Planned Parenthood receives federal money for providing a wide range of health care services other than abortion. The organization says those services, which range from cancer screening to contraception, make up 97 percent of the care it delivers.

Planned Parenthood says it could lose up to 40 percent of its funding if Congress were to defund the organization. Many of Planned Parenthood’s patients could lose access to health care, according to a Guttmacher Institute study published last month.

According to Planned Parenthood, a majority of its 2.5 million U.S. patients receive services either through Medicaid, the federal-state health insurance program for the poor and disabled, or Title X, a federally funded program for reproductive services that was launched by President Richard Nixon in 1970.

Planned Parenthood’s president, Cecile Richards, recently told Buzzfeed that the organization won’t be able to provide services to all of the women it treats through donations alone. Planned Parenthood did not respond to questions from MapLight.

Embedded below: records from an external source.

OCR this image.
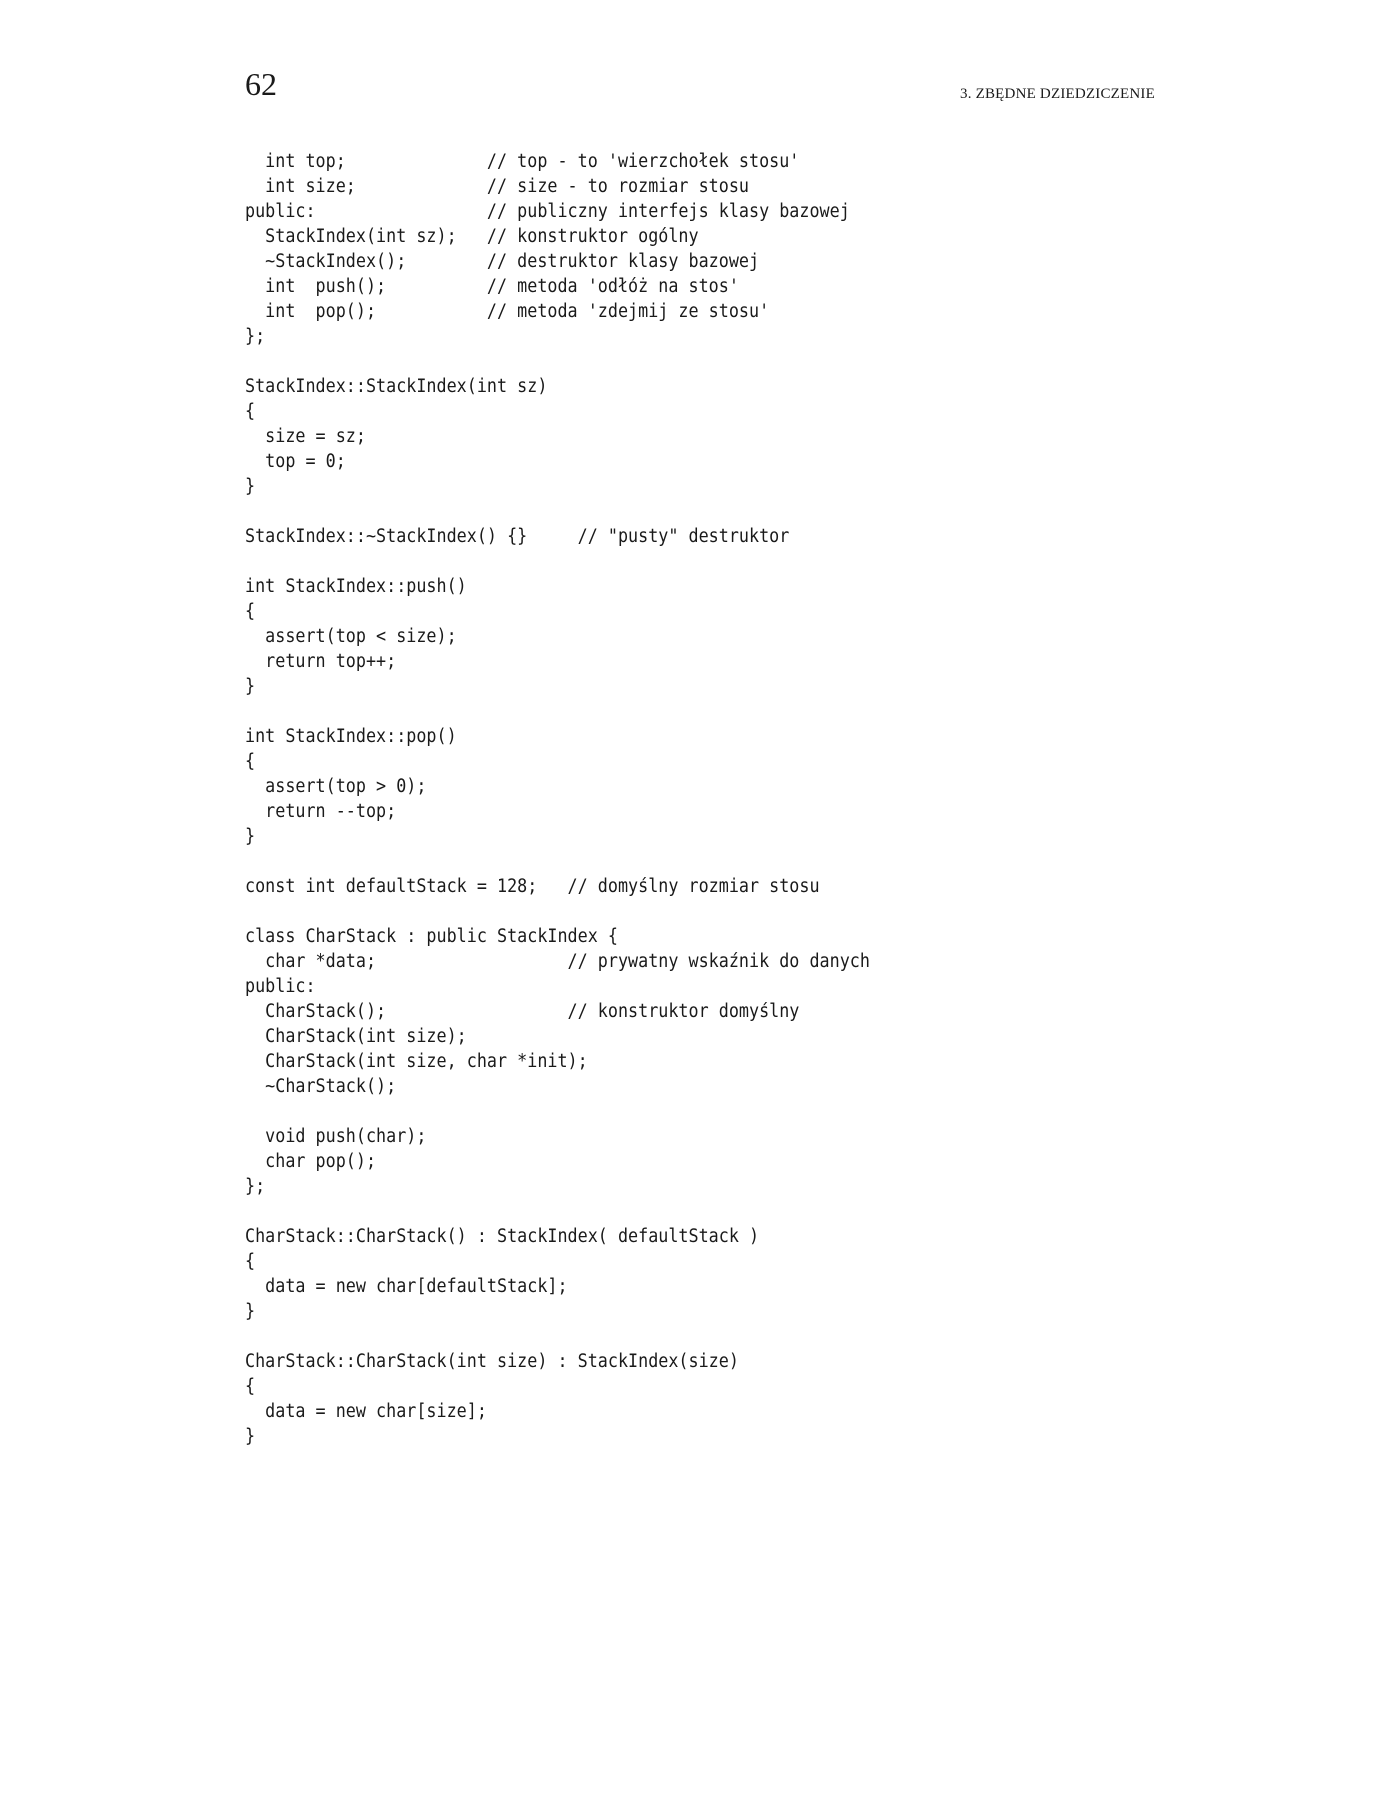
62	3. ZBĘDNE DZIEDZICZENIE
int top;              // top - to 'wierzchołek stosu'
int size;             // size - to rozmiar stosu
public:                 // publiczny interfejs klasy bazowej
StackIndex(int sz);   // konstruktor ogólny
~StackIndex();        // destruktor klasy bazowej
int  push();          // metoda 'odłóż na stos'
int  pop();           // metoda 'zdejmij ze stosu'
};
StackIndex::StackIndex(int sz)
{
size = sz;
top = 0;
}
StackIndex::~StackIndex() {}     // "pusty" destruktor
int StackIndex::push()
{
assert(top < size);
return top++;
}
int StackIndex::pop()
{
assert(top > 0);
return --top;
}
const int defaultStack = 128;   // domyślny rozmiar stosu
class CharStack : public StackIndex {
char *data;                   // prywatny wskaźnik do danych
public:
CharStack();                  // konstruktor domyślny
CharStack(int size);
CharStack(int size, char *init);
~CharStack();
void push(char);
char pop();
};
CharStack::CharStack() : StackIndex( defaultStack )
{
data = new char[defaultStack];
}
CharStack::CharStack(int size) : StackIndex(size)
{
data = new char[size];
}
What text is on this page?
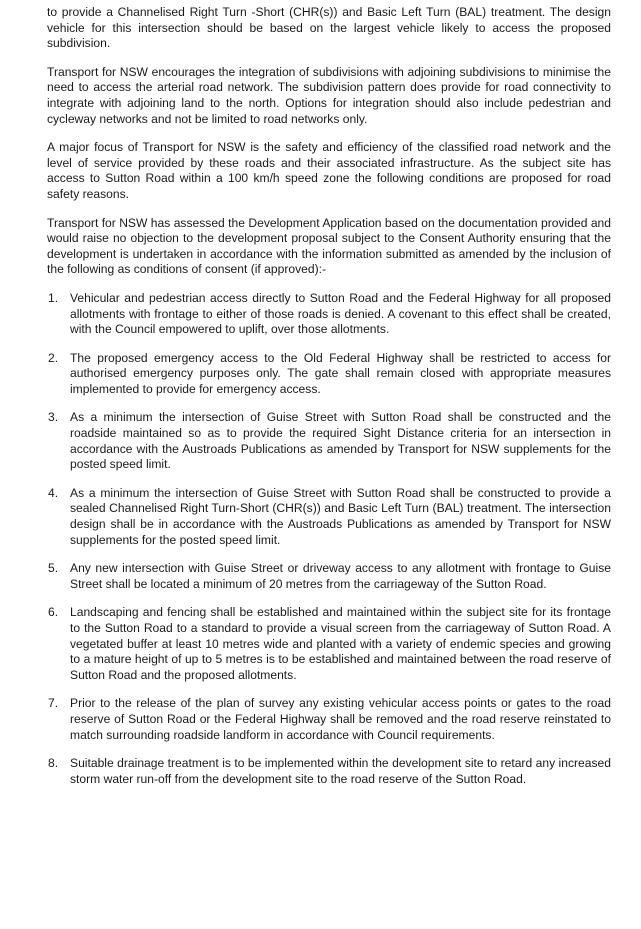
to provide a Channelised Right Turn -Short (CHR(s)) and Basic Left Turn (BAL) treatment. The design vehicle for this intersection should be based on the largest vehicle likely to access the proposed subdivision.

Transport for NSW encourages the integration of subdivisions with adjoining subdivisions to minimise the need to access the arterial road network. The subdivision pattern does provide for road connectivity to integrate with adjoining land to the north. Options for integration should also include pedestrian and cycleway networks and not be limited to road networks only.

A major focus of Transport for NSW is the safety and efficiency of the classified road network and the level of service provided by these roads and their associated infrastructure. As the subject site has access to Sutton Road within a 100 km/h speed zone the following conditions are proposed for road safety reasons.

Transport for NSW has assessed the Development Application based on the documentation provided and would raise no objection to the development proposal subject to the Consent Authority ensuring that the development is undertaken in accordance with the information submitted as amended by the inclusion of the following as conditions of consent (if approved):-

1. Vehicular and pedestrian access directly to Sutton Road and the Federal Highway for all proposed allotments with frontage to either of those roads is denied. A covenant to this effect shall be created, with the Council empowered to uplift, over those allotments.
2. The proposed emergency access to the Old Federal Highway shall be restricted to access for authorised emergency purposes only. The gate shall remain closed with appropriate measures implemented to provide for emergency access.
3. As a minimum the intersection of Guise Street with Sutton Road shall be constructed and the roadside maintained so as to provide the required Sight Distance criteria for an intersection in accordance with the Austroads Publications as amended by Transport for NSW supplements for the posted speed limit.
4. As a minimum the intersection of Guise Street with Sutton Road shall be constructed to provide a sealed Channelised Right Turn-Short (CHR(s)) and Basic Left Turn (BAL) treatment. The intersection design shall be in accordance with the Austroads Publications as amended by Transport for NSW supplements for the posted speed limit.
5. Any new intersection with Guise Street or driveway access to any allotment with frontage to Guise Street shall be located a minimum of 20 metres from the carriageway of the Sutton Road.
6. Landscaping and fencing shall be established and maintained within the subject site for its frontage to the Sutton Road to a standard to provide a visual screen from the carriageway of Sutton Road. A vegetated buffer at least 10 metres wide and planted with a variety of endemic species and growing to a mature height of up to 5 metres is to be established and maintained between the road reserve of Sutton Road and the proposed allotments.
7. Prior to the release of the plan of survey any existing vehicular access points or gates to the road reserve of Sutton Road or the Federal Highway shall be removed and the road reserve reinstated to match surrounding roadside landform in accordance with Council requirements.
8. Suitable drainage treatment is to be implemented within the development site to retard any increased storm water run-off from the development site to the road reserve of the Sutton Road.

A 2016 study published in the New England Journal of Medicine found that after Texas barred clinics affiliated with abortion providers from participating in its Women's Health Program, claims for injectable contraceptives declined by 31 percent. Birth rates rose 27 percent among low-income women in counties with Planned Parenthood affiliates who were using contraceptive injections, according to the study.

In September, the Obstetrics & Gynecology journal published a study that found the maternal mortality rate in Texas more than doubled between 2010 and 2014. The study cited changes to state reproductive health laws as a possible factor in the spike, but said they were not likely the only cause.

Methodology:

MapLight analysis of campaign contributions to the principal campaign committees of federal candidates for the 2016 election cycle. All numbers are based on latest data made available by the Federal Election Commission as of February 9, 2017.